A nonlinear path
Nov 17, 2022
“In my early days of school, I was not considered a ‘good’ student.” Reeja Jayan’s first sentence about becoming an engineer is a surprising one.
Jayan, an associate professor of mechanical engineering at Carnegie Mellon University, has authored a chapter titled “Nonlinear Pathways into Mechanical Engineering” in the book Women in Mechanical Engineering: Energy and the Environment.
The accomplished researcher is brutally honest about the challenges that led her to where she is today. Growing up, Jayan disliked math but was fascinated with the science fiction of Star Trek and Robocop. Finding inspiration in what could be possible with science, she went on to graduate first in her university class.
As an engineer with the Indian Space Research Organisation, she was introduced to research at the intersection of electromagnetism and materials, a field she continues to investigate today for energy-efficient manufacturing and materials synthesis.
After graduate school and postdoctoral work, Jayan joined the Department of Mechanical Engineering at Carnegie Mellon. There, she developed a game-based curriculum to teach material science properties to engineering students using the virtual building game, Minecraft.
Among Jayan’s accomplishments are the National Science Foundation CAREER Award, the Army Research Office Young Investigator Award, the Air Force Office of Scientific Research Young Investigator Award, and the Dean’s Early Career Fellowship in Engineering. She was also named to Pittsburgh Magazine’s 40 Under 40.

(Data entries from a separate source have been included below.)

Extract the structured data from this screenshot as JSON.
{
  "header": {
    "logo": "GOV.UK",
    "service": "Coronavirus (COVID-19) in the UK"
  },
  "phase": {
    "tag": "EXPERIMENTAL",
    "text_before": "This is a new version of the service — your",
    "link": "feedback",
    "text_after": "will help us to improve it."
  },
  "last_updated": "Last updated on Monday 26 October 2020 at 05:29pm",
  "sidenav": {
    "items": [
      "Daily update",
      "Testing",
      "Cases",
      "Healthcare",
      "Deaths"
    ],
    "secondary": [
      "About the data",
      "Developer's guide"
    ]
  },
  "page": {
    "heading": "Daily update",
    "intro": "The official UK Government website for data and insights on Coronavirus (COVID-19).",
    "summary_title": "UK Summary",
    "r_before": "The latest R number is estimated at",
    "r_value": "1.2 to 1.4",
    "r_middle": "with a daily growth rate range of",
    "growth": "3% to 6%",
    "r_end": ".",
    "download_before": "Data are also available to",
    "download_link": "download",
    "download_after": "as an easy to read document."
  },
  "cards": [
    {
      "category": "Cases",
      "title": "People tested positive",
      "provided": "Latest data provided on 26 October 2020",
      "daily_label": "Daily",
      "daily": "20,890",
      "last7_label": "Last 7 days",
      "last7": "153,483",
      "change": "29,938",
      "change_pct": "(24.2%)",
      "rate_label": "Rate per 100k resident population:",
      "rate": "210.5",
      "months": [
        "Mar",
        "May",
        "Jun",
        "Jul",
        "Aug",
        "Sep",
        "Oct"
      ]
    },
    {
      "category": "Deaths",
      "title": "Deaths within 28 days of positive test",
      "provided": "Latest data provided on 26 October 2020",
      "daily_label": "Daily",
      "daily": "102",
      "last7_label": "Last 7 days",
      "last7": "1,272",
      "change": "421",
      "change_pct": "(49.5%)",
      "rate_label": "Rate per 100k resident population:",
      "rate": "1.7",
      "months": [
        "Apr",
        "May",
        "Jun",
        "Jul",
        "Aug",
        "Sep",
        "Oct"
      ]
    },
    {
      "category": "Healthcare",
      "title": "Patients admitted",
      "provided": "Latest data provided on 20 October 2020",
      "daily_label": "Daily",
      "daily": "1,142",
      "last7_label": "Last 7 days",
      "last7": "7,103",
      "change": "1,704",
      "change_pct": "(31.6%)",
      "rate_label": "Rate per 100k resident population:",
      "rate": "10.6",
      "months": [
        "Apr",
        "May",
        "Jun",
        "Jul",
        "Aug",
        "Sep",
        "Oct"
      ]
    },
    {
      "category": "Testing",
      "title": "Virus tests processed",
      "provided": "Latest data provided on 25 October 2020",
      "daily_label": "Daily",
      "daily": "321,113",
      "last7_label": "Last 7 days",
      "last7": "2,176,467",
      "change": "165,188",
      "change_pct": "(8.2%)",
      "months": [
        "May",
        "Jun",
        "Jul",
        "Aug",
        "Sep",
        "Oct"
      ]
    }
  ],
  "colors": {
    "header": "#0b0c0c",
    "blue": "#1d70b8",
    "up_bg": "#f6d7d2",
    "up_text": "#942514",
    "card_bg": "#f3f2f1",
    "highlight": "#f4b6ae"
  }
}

Throughout Jayan’s journey toward expertise in her field, she struggled with the ongoing challenges of an autoimmune disease coupled with being a new parent during the COVID pandemic. It became clear to her that she could use her voice to raise awareness and help others who might also be struggling.
“I realized that it was important for me to share my story, not just for women going into the STEM fields but for all women,” Jayan said.
"Women in Mechanical Engineering: Energy and the Environment” is part of the Springer Women in Engineering and Science series that seeks to raise awareness of the pivotal work women are undertaking in areas of keen importance to the global community.